Xavi parece paralizado. Su vista no puede apartarse de la flecha. Balbucea palabras que no llegan a salir de su boca. Mi mente, en cambio, lidia bastante bien con el terror. No porque yo sea más valiente que mi querido Sport Billy, sino porque está demasiado ocupada. Pensamientos incontrolados se apelotonan en mi cabeza. ¿Nos harán daño? ¿Nos dejarán ir? ¿Serán caníbales? ¿Habrá más por ahí? ¿Son niños o adultos? ¿Por qué no hacen ruido alguno? ¿Eso son pies o son aletas?

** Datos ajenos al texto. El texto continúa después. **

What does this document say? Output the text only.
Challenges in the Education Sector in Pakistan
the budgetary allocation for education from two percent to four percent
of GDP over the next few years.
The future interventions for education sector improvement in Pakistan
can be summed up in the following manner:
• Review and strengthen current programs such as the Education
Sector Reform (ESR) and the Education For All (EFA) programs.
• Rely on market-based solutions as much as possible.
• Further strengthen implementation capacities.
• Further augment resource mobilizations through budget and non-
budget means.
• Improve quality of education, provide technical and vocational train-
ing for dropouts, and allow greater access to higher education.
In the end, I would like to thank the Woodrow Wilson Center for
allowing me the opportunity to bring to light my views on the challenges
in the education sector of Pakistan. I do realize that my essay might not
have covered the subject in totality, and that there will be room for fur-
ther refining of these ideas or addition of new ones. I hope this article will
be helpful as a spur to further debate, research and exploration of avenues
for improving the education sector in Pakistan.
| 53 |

Busco respuesta en los ojos de Xavi, pero ahí no voy a hallar nada.
Tampoco hace falta.
El de pinta más circunspecta toma el mando de la situación. Se adelanta un par de pasos respecto a sus amigos y suelta por su boca el sonido más extraordinario que he escuchado en toda mi vida:
—¿Quiénes sois y qué hacéis aquí?
Esta extraña criatura humanoide se ha dirigido a nosotros en un español perfecto.
En un gesto cuya motivación todavía no entiendo, intento sacar el pasaporte de mi bolsillo para responder a su pregunta. Por esa manía de tenerlo siempre al alcance de la mano, literalmente, sobre todo cuando estoy fuera, es otra de las pocas cosas que he conservado tras el naufragio. ¡Como si esto sirviese para algo! Tan pronto mi mano comienza a alzarse con ese estúpido objeto que los humanos del primer mundo creemos que sirve para decir quiénes somos, uno de los seres, el que creo que es una chica, cambia la posición de uno de sus dedos.
El pasaporte termina sus días atravesado por una saeta temblona, clavado sobre una rama del árbol caído en mitad del sendero.
—Si vuelves a moverte, la siguiente te la clavo en el ojo —dice, con voz pausada de verdugo.
Quizá podamos entenderlos, pero está claro que no son nuestros amigos.